Scientific classification
- Kingdom: Plantae
- Clade: Tracheophytes
- Clade: Angiosperms
- Clade: Eudicots
- Clade: Rosids
- Order: Myrtales
- Family: Myrtaceae
- Genus: Darwinia
- Species: D. macrostegia
- Binomial name: Darwinia macrostegia (Turcz.) Benth.
- Synonyms: Genetyllis macrostegia Turcz.; Genetyllis tulipifera (Lindl.) Planch.; Genetyllis tulipifera (Lindl.) Hook. isonym; Hedaroma tulipiferum Lindl.;

= Darwinia macrostegia =

- Genus: Darwinia
- Species: macrostegia
- Authority: (Turcz.) Benth.
- Conservation status: P4
- Synonyms: Genetyllis macrostegia Turcz., Genetyllis tulipifera (Lindl.) Planch., Genetyllis tulipifera (Lindl.) Hook. isonym, Hedaroma tulipiferum Lindl.

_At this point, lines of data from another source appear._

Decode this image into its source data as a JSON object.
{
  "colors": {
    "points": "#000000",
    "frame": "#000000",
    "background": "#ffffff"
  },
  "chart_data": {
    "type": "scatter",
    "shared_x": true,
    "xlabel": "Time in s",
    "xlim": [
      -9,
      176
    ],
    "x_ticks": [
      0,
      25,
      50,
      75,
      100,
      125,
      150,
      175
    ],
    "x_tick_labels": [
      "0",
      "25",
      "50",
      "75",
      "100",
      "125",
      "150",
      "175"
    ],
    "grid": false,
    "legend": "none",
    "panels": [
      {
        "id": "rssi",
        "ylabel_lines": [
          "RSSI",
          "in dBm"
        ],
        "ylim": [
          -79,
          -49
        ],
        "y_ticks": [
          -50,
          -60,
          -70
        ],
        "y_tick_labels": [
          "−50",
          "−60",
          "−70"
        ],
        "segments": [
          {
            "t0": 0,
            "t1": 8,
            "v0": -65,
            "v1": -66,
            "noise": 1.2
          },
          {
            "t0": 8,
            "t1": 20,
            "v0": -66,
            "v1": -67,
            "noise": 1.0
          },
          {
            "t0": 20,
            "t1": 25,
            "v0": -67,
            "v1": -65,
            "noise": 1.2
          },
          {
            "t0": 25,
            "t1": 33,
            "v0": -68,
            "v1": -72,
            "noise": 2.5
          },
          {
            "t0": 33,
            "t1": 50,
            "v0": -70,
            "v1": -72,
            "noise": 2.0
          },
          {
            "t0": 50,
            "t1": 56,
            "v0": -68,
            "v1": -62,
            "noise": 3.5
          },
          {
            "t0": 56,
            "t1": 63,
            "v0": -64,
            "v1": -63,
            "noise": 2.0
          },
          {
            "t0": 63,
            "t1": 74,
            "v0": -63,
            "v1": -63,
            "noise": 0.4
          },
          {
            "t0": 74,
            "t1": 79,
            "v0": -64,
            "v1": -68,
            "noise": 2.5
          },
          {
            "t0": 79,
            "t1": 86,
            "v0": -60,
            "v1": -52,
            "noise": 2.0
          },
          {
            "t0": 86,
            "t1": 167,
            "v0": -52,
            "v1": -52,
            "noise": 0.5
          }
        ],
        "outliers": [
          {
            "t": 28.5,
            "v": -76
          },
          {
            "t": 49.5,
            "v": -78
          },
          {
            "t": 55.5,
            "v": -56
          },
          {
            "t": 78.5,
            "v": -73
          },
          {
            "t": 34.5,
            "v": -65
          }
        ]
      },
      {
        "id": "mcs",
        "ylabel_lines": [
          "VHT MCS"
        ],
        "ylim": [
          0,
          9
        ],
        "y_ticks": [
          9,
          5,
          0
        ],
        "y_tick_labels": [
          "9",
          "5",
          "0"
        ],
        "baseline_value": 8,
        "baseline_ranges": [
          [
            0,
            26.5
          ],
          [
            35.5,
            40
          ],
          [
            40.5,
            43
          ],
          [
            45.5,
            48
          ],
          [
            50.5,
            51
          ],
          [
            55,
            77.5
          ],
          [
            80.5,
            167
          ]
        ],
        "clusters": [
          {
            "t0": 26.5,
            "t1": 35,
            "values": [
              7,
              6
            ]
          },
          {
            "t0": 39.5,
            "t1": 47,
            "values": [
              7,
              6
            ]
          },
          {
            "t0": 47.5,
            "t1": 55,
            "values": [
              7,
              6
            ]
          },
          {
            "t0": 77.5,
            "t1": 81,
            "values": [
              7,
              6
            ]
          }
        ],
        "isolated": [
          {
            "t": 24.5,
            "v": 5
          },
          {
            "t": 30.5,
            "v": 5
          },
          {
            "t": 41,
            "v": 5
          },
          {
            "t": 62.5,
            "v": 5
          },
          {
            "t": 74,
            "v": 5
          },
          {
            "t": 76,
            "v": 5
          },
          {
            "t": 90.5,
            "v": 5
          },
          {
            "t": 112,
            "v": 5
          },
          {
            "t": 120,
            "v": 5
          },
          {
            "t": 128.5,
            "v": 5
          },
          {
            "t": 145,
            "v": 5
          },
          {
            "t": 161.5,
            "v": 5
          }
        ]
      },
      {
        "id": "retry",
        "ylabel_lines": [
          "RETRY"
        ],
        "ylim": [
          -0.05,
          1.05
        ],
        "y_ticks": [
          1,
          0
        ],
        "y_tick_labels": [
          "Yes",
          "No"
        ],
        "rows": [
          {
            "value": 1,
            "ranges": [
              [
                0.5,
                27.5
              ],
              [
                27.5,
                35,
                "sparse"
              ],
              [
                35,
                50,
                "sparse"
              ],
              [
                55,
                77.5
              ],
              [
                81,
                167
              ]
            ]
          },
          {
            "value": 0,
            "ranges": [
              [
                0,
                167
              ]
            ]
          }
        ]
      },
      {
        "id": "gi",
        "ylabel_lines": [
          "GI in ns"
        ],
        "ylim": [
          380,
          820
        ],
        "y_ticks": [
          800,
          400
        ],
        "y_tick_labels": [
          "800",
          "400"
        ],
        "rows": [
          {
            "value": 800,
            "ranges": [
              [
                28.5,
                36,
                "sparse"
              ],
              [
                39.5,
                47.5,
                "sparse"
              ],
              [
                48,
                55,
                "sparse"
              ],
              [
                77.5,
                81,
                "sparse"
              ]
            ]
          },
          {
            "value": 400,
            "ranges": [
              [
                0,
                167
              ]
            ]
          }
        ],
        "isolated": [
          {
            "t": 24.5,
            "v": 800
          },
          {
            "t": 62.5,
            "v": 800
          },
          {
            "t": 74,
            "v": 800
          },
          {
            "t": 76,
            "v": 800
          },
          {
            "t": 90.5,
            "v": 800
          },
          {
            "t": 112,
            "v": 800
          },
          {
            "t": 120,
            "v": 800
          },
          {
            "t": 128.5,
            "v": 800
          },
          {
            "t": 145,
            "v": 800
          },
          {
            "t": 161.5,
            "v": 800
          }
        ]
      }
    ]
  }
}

Species of flowering plant

Darwinia macrostegia, commonly known as Mondurup bell, is a species of flowering plant in the family Myrtaceae and is endemic to the south-west of Western Australia. It is a straggly shrub with elliptic leaves and clusters of pendent flowers surrounded by red and white bracts.

==Description==
Darwinia macrostegia is a straggly shrub that typically grows to a height of 30–90 cm. It has scattered elliptic leaves with a pointed tip and the edges turned down, 1.3–1.8 mm long. The flowers are arranged in bell-shaped clusters surrounded by red and white bracts nearly 3.8 mm long. Flowering mainly occurs from August to November.

==Taxonomy and naming==
The species was first formally described in 1849 by Nikolai Turczaninow who gave it the name Genetyllis macrostegia and published the description in Bulletin de la Société Impériale des Naturalistes de Moscou. In 1865, George Bentham changed the name to Darwinia macrostegia in The Journal of the Linnean Society, Botany. The specific epithet (macrostegia) means "large roof" or "tent", referring to the floral bracts.

A 1951 newspaper article about "Mondurup", a "long mountain that dominates the western end of the range", described this plant as "The Climber's Badge".

==Distribution and habitat==
Mondurup bell occurs in and near the Stirling Range National Park in five separate populations, and grows in stony soils on rocky hillsides and in gullies in the Esperance Plains and Jarrah Forest bioregions of south-western Western Australia.

==Conservation status==
Darwinia macrostegia is listed as "Priority Four" by the Government of Western Australia Department of Biodiversity, Conservation and Attractions, meaning that it is rare or near threatened.